I got a chance to watch most of the Sharks-Predators game last night and the fights that broke out were unbelievable. While the game wasn't as out of control and entertaining as the Boston-Dallas tilt from a few week's back, it was still filled with some big time nastiness.
Jordin Tootoo, who we'll hear from a bit later, starts this melee by sucker punching Brad Staubitz, and then Jody Shelley and former Senator Greg DeVries get it going. DeVries does okay here but he ends up in big trouble during the rematch.
Now things get out of hand. The next three fights are all within ten seconds of each other if you go by the score clock. This is Joe Thornton taking on tiny Scott Nichol. Nichol doesn't care about the size difference and just wails away.
Now Staubitz and Tootoo finally get together. Tootoo gets hammered a little but watch how he throws with both fists. Crazy.
Now this one ends it all. DeVries gets destroyed in the rematch with Shelley and probably has his nose broken. Not pleasant to watch.
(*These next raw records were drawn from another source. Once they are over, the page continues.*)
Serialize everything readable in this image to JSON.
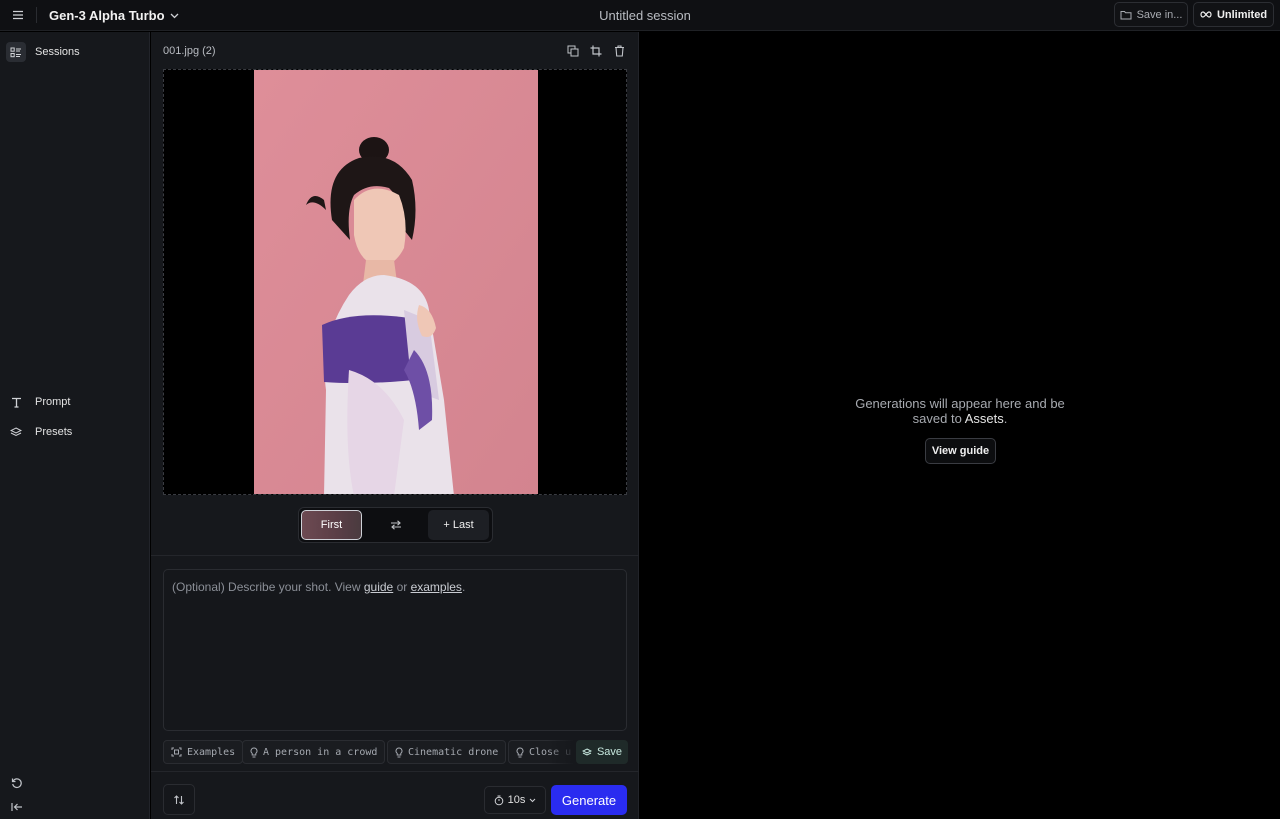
{
  "header": {
    "model_name": "Gen-3 Alpha Turbo",
    "session_title": "Untitled session",
    "save_in_label": "Save in...",
    "plan_label": "Unlimited"
  },
  "sidebar": {
    "items": [
      {
        "label": "Sessions",
        "icon": "sessions-icon",
        "active": true
      },
      {
        "label": "Prompt",
        "icon": "text-icon"
      },
      {
        "label": "Presets",
        "icon": "layers-icon"
      }
    ]
  },
  "editor": {
    "file_name": "001.jpg (2)",
    "first_label": "First",
    "last_label": "+ Last",
    "prompt_placeholder_start": "(Optional) Describe your shot. View ",
    "prompt_link_guide": "guide",
    "prompt_or": " or ",
    "prompt_link_examples": "examples",
    "prompt_end": ".",
    "chips": [
      {
        "label": "Examples",
        "icon": "examples-icon"
      },
      {
        "label": "A person in a crowd",
        "icon": "bulb-icon"
      },
      {
        "label": "Cinematic drone",
        "icon": "bulb-icon"
      },
      {
        "label": "Close u",
        "icon": "bulb-icon"
      }
    ],
    "save_label": "Save",
    "duration": "10s",
    "generate_label": "Generate"
  },
  "output": {
    "empty_text_1": "Generations will appear here and be saved to ",
    "empty_text_assets": "Assets",
    "empty_text_end": ".",
    "view_guide_label": "View guide"
  },
  "colors": {
    "accent": "#2a2cf0",
    "photo_background": "#d98c98"
  }
}
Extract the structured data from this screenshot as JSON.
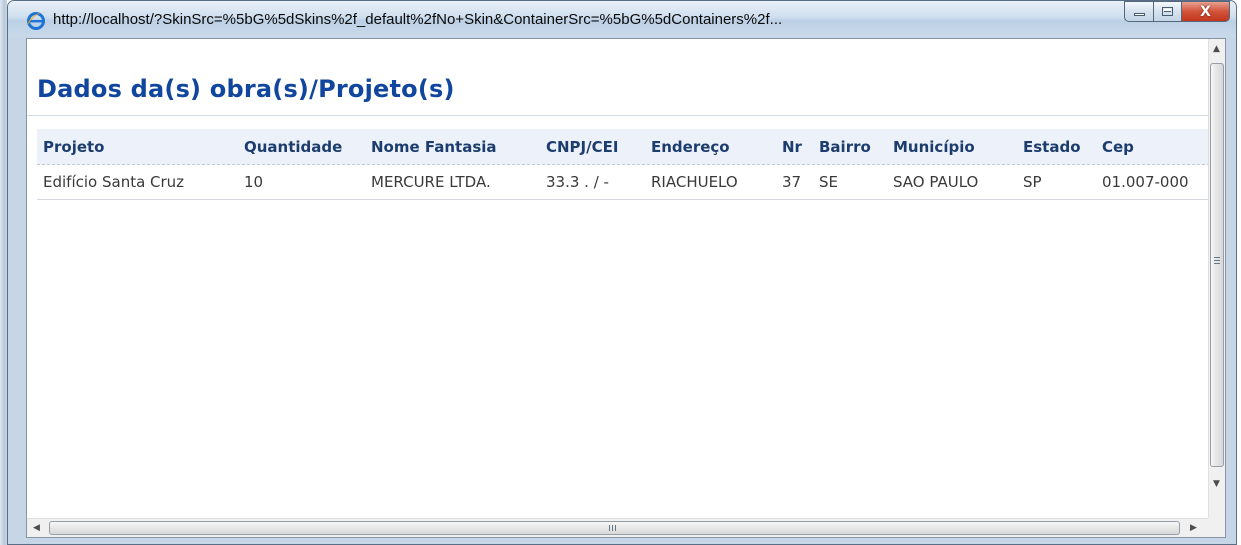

Ruutu was at his agitating best last night and probably crossed a line by shooting a puck at Lundqvist after he blew his shootout chance. Brandon Dubinsky didn't hold back:
"Just let him run his mouth and be ineffective," Dubinsky said. "That's just the way he is. He's pretty careless on the ice. I don't know, he's an idiot."
-New York Daily News
EDIT: Bob Mackenzie wrote a piece today about the "late" Ruutu shot and explained in detail how, if the puck had happened to find a way in the net, it would actually have counted.
"If Ruutu had scored on that bad-angle and seemingly late shootout shot, it would have counted.
According to NHL rule 25.2 on penalty shots, or shootouts if you will, that was still a live puck and Ruutu was within his rights to shoot it at Lundqvist.
"The original loss of the puck was not on a shot,” NHL director of officiating Stephen Walkon told TSN. "Therefore, the puck is live until it comes to a complete stop or the puck completely crosses the goal line."
Speaking of trade possibilities, Jay Bouwmeester is off to a bad start for the Panthers:
"Of greater concern is that he has zero goals and five assists through 16 games and has a team-worst minus-6 rating. Bouwmeester, who continues to lead the NHL
in average ice time (28:45), started slow last season, too, but finished with a career-high 15 goals and 22 assists."
What are the chances of Jacques Martin helping out the Senators by dealing Bouwmeester to them? Probably nil.